Tuesday, October 20, 2009

Managing and Motivating: Five Ingredients

By Brian Tracy

Thousands of employees were interviewed about what they considered to be a “great place to work.” The answers they gave were different from what the managers expected.

First Ingredient

The first ingredient of a good job was "challenging, interesting work." This is work that kept the employee busy and involved all day long.

Second Ingredient

The second ingredient was a feeling of being “in the know.” A good job was defined as one where the employee felt that he or she was fully informed on what was happening in the company. The employee felt like an insider, like an important part of a larger group.

Third Ingredient

The third ingredient of a great place to work was a “high trust” environment. This was defined as a job where a person could feel free to do his or her best and to make mistakes, without being criticized or fired. When employees felt that they were free to make mistakes with no punishment or hostility, they enjoyed their work much more, became more creative, and worked more effectively with other people.

Fourth Ingredient

The fourth ingredient in a good job was a caring boss and friendly co-workers.
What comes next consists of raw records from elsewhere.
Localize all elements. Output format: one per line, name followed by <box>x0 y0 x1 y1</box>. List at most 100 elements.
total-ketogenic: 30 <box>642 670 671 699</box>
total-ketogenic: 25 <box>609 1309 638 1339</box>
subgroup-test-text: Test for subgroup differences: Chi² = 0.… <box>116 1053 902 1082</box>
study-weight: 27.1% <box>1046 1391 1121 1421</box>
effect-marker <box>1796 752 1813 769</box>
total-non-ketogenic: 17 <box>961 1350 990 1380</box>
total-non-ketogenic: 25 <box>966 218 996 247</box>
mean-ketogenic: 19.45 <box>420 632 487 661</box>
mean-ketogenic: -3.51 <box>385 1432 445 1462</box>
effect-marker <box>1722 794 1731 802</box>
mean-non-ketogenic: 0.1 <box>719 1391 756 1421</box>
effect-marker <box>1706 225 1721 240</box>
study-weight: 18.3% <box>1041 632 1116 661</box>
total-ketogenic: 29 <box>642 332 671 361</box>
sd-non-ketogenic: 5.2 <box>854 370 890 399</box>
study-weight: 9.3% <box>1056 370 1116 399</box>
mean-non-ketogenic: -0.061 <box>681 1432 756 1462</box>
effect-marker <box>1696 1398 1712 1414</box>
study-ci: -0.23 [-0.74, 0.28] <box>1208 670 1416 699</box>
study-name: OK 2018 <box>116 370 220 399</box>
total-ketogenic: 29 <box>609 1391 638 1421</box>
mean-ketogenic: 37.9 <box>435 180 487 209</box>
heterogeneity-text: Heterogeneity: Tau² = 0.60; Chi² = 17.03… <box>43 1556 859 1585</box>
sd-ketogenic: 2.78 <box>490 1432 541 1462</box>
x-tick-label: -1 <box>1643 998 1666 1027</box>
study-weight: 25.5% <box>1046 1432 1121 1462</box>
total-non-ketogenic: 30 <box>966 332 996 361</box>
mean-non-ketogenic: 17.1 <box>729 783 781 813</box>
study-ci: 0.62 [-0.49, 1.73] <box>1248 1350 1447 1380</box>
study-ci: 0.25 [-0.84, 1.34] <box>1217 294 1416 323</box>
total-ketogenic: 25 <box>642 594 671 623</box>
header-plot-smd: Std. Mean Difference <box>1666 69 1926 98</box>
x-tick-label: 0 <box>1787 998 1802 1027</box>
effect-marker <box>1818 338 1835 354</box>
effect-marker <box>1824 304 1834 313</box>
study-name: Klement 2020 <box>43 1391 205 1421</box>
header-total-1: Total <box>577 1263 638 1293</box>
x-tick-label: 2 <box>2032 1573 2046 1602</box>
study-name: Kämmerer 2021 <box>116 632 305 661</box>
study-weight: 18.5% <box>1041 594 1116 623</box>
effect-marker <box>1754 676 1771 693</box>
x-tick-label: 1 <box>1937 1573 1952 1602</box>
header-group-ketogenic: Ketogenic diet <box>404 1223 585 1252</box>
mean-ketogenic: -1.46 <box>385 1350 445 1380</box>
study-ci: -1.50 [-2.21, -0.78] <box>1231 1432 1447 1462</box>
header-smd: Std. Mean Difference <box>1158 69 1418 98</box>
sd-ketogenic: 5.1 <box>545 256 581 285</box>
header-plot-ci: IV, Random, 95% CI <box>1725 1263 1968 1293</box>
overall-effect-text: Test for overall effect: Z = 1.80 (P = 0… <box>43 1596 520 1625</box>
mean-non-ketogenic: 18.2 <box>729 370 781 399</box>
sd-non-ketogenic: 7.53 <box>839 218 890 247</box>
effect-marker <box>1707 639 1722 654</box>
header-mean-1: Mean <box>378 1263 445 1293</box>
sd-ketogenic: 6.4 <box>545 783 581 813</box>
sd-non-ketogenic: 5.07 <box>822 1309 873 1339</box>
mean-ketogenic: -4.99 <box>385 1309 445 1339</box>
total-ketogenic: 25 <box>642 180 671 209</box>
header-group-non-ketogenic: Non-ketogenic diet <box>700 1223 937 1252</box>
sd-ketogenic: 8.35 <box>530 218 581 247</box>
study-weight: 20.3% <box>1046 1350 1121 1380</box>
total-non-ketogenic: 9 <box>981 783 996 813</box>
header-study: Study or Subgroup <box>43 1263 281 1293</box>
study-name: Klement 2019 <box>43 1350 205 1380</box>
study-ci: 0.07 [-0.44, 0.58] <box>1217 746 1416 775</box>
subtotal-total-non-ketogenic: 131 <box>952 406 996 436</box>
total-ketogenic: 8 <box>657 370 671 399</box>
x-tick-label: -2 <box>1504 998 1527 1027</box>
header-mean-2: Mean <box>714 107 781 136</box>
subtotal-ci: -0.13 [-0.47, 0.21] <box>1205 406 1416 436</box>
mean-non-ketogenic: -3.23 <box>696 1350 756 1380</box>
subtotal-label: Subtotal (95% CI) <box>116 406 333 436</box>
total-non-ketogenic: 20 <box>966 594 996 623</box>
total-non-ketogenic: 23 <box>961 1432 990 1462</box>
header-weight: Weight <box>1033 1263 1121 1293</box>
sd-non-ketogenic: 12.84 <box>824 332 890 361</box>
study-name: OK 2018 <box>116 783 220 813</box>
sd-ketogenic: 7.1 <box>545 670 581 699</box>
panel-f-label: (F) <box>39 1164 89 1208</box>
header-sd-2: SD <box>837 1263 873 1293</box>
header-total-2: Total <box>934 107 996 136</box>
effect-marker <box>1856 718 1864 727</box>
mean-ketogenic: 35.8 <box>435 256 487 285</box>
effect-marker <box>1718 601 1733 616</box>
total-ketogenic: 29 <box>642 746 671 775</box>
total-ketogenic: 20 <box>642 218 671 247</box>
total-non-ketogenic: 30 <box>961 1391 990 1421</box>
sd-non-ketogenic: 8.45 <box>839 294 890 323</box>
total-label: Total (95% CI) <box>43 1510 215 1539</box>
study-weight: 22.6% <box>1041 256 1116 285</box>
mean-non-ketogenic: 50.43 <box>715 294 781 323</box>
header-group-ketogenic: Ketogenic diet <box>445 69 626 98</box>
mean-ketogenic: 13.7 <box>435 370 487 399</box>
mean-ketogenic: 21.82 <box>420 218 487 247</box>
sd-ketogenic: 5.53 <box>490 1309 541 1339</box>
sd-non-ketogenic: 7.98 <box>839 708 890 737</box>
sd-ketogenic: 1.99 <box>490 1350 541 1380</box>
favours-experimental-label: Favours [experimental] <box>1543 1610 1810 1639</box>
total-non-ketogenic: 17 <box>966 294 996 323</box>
Often, the human environment was more important than anything else. People like to work in a place where they get along well with everyone. The happier they felt their work relationships, the better they worked, the lower the level of absenteeism was, and the more productive they were.

Fifth Ingredient

The fifth ingredient for a good job turned out to be good pay and opportunities for promotion and advancement. To the surprise of many managers, the issue, of pay was number five among factors that constituted a good job or a great place to work. Psychologists have found that a certain level of pay is essential for people to feel comfortable with their jobs, but above that level, it does not have much motivational impact. It is only when pay is sub-standard or below what would normally be expected for such a job that it becomes a de-motivating influence.